1.2 The Modern Hybrid Model: Bridging the Gap

In fact, like most modern languages, C# and Python have something more than just the standard compiled and based language.

• The C# Hybrid Model: The C# compiler first translates source code into Intermediate Language (IL), which is a platform-independent set of instructions. When the program runs, the Common Language Runtime (CLR) uses a Just-In-Time (JIT) compiler to translate the IL into native machine code on demand. This dynamic process allows C# programs to achieve high performance while remaining portable across different operating systems and hardware.
• The Python Hybrid Model: When a Python script is executed, the interpreter first compiles the source code into a platform-independent bytecode. A Python Virtual Machine (PVM) then executes this bytecode, translating each instruction into machine code at runtime. This process is lightweight and enables Python’s fast development cycle.

Both C# and Python use an intermediate representation and a virtual machine, but their implementation details differ. C#’s initial compilation is more thorough, enabling more powerful runtime optimizations from its JIT compiler, which contributes to its higher performance. Although technically they are all hybrid, they stiil possess the core feature that makes them compiled/interpreted languages.

What are Different Typing Categories?

Static vs. Dynamic Typing: The Timing of Type Checking

The concepts of static and dynamic typing are about when type checking occurs.

• Static Typing: In a statically typed language, a variable’s type is checked by the compiler before the program runs. For a language like C#, you must declare the type, and it cannot change during execution. This catches type-related errors early, which is a major advantage for code reliability.

  C# Code Example:

  // This works. The compiler knows 'myNumber' is an integer.
  int myNumber = 5;
  
  // This causes a 'compile-time' error. The compiler stops you.
  myNumber = "hello world";

• Dynamic Typing: In a dynamically typed language, a variable’s type is checked at runtime. In Python, you do not declare a type; it is determined by the value assigned to it. This provides more flexibility but means type errors are only discovered when the code is executed.

  Python Code Example:

  Python

  # This works. The interpreter knows 'myVariable' is a string.
  myVariable = "hello world"
  
  # This also works. The interpreter allows you to reassign the type.
  myVariable = 5  

Strong vs. Weak Typing: The Rules of Conversion

The concepts of strong and weak typing relate to how a language handles conversions between different data types.

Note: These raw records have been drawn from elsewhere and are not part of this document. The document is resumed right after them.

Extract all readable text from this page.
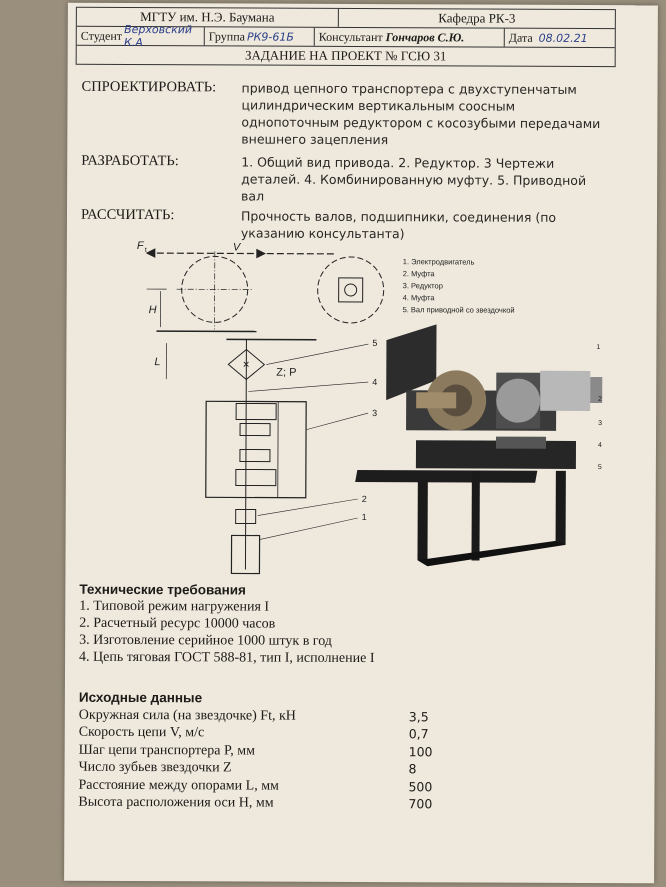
МГТУ им. Н.Э. Баумана	Кафедра РК-3
Студент Верховский К.А	Группа РК9-61Б Консультант Гончаров С.Ю.	Дата 08.02.21
ЗАДАНИЕ НА ПРОЕКТ № ГСЮ 31
СПРОЕКТИРОВАТЬ: привод цепного транспортера с двухступенчатым цилиндрическим вертикальным соосным однопоточным редуктором с косозубыми передачами внешнего зацепления
РАЗРАБОТАТЬ:	1. Общий вид привода. 2. Редуктор. 3 Чертежи деталей. 4. Комбинированную муфту. 5. Приводной вал
РАССЧИТАТЬ:	Прочность валов, подшипники, соединения (по указанию консультанта)
F t	V
H
L	✕
Z; P
5
4
3
2
1
1. Электродвигатель
2. Муфта
3. Редуктор
4. Муфта
5. Вал приводной со звездочкой
1
2
3
4
5
Технические требования
1. Типовой режим нагружения I
2. Расчетный ресурс 10000 часов
3. Изготовление серийное 1000 штук в год
4. Цепь тяговая ГОСТ 588-81, тип I, исполнение I
Исходные данные
Окружная сила (на звездочке) Ft, кН	3,5
Скорость цепи V, м/с	0,7
Шаг цепи транспортера P, мм	100
Число зубьев звездочки Z	8
Расстояние между опорами L, мм	500
Высота расположения оси H, мм	700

• Strong Typing: A strongly typed language has strict rules that prevent unsafe, implicit conversions. Both C# and Python are strongly typed languages. They will stop an operation if the types are incompatible, such as trying to add a string to a number.

  # This will throw an exception:
  print("aaa" + 1)

• Weak Typing: A weakly typed language is more permissive and may automatically convert data types to perform an operation, which can lead to unpredictable results.

  # This will not throw an exception
  console.log("aaa" + 1)
  

It is a common misconception that static/dynamic typing is the same as strong/weak typing. They are two separate concepts. A language can be static and strong (C#), or dynamic and strong (Python).

Chapter 3: The Relationship Between Execution and Typing

The type of a language’s execution model does not dictate its type system, and vice versa.

For example, a traditional compiled language like C is statically typed but is often considered weakly typed due to its permissive rules on implicit conversions and pointer arithmetic. Conversely, a traditionally interpreted language like Python is dynamically typed but strongly typed because it strictly enforces type compatibility at runtime.

Ultimately, the choice of a language’s execution model and type system represents a design trade-off between development speed and performance/safety.

• Static Typing leads to a slower development cycle but provides benefits like early error detection and greater performance due to compiler optimizations.
• Dynamic Typing allows for a faster development cycle and greater flexibility, but with the trade-off of catching errors at runtime and potential performance overhead from continuous type checks.